I thought nothing would go wrong from there on out, but nope-my dorm is of course in a shitty area, and I didn’t get many bars. So once again the call ends abruptly. At this point I was fuming and threw my phone against the wall causing the battery to fall out and creating a dent on one side of the phone so I couldn’t put the battery cover back on. So I get some duct tape and tape the battery back, hoping it wouldn’t fall out on its on. A few seconds later, the recruiter calls back and asks what happened. I again say I’m sorry, while at the same time trying to control myself from shouting. I do manage to get through the rest of the interview fine. The actual interview itself was probably one of the best phone interviews I’d ever had in terms of getting good questions and expressing myself articulately. But of course, I knew I was dinged and got a rejection a couple weeks later.
I interviewed with a financial data supplier / data base as a business analyst. My interviewer knew absolutely nothing about finance but plenty about databases, so proceeded to ask me database questions the entire interview that had nothing to do with the position that I applied for.
Best example, he asked me to create a relationship logic diagram, which I had no idea what the hell he meant by it. I proceeded to draw an elaborate diagram for about 15 minutes while he watched and smiled as I suffered my way through it. After I was finished, he picked up the pen, drew 3 boxes and 5 lines connecting all the boxes together and told me that was the correct solution.

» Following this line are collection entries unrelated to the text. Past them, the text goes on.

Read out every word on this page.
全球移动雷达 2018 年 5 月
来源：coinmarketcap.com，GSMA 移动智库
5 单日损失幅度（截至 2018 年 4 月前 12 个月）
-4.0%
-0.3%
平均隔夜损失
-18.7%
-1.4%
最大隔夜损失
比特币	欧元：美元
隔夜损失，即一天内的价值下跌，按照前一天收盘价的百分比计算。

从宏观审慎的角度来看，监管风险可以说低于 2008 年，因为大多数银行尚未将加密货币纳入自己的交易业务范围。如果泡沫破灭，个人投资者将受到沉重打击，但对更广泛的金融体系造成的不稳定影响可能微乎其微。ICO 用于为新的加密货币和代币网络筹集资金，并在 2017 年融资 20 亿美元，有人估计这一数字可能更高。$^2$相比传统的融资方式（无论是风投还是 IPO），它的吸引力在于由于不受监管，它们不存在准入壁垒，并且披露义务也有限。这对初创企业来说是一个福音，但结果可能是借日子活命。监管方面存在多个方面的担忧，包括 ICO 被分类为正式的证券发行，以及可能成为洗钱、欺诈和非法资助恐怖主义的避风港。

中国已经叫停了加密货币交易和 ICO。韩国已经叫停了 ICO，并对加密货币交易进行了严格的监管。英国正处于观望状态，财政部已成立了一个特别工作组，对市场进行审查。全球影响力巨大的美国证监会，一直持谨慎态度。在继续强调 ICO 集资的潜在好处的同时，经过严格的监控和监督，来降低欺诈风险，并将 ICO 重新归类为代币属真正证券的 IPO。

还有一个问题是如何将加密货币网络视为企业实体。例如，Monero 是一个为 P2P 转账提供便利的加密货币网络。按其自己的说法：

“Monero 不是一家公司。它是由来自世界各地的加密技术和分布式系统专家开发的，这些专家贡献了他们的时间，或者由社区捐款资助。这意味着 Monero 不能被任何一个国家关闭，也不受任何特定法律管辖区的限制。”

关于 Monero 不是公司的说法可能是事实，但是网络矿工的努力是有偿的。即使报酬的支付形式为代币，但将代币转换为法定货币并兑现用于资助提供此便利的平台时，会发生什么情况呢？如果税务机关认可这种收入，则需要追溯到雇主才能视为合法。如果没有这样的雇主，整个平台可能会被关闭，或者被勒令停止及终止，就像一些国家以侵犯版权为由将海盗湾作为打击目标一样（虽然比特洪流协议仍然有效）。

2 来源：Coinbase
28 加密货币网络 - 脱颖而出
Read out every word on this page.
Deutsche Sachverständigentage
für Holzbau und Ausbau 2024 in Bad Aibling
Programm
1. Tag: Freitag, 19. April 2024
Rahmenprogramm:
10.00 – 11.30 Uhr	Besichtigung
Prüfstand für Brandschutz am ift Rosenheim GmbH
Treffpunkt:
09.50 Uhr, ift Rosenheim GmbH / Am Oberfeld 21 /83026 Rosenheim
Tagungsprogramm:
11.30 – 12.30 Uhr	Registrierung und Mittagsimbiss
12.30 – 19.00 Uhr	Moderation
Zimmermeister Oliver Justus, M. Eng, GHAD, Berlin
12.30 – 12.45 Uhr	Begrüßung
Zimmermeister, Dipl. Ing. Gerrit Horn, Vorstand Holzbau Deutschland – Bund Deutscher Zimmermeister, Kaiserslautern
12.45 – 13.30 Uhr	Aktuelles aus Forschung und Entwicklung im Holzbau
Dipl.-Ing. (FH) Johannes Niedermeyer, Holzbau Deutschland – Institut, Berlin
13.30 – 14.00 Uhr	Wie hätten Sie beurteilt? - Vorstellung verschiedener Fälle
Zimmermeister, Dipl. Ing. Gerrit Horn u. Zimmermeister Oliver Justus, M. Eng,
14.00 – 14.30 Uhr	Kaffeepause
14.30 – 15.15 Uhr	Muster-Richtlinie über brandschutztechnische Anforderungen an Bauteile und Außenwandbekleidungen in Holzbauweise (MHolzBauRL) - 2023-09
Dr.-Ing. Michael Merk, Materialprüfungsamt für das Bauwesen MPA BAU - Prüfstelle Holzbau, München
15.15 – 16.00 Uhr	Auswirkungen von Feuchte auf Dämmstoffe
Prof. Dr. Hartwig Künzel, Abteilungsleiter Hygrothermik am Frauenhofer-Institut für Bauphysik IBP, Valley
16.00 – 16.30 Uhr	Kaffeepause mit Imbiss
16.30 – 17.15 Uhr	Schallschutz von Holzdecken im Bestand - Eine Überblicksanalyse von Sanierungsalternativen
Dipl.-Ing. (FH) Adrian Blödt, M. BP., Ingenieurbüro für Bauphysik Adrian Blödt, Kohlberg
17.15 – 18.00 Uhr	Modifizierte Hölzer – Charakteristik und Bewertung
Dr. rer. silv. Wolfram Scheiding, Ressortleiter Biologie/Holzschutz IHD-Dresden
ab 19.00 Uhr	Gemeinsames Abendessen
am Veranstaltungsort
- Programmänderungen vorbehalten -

For a Goldman internship back in college, the interviewers asked me to tell them about myself. This was one of my first interviews so I was very inexperienced, and I was pretty nervous. I didn’t know where to begin, so I panicked and ended up giving them my life story, from where I was born all the way to college. The rest of the interview was very harsh and they really grilled me on every single thing on my resume. It was more like an interrogation than an interview. It was a typical stress interview, and I ended up finishing it with a headache, and clothes drenched with sweat. I didn’t get called back.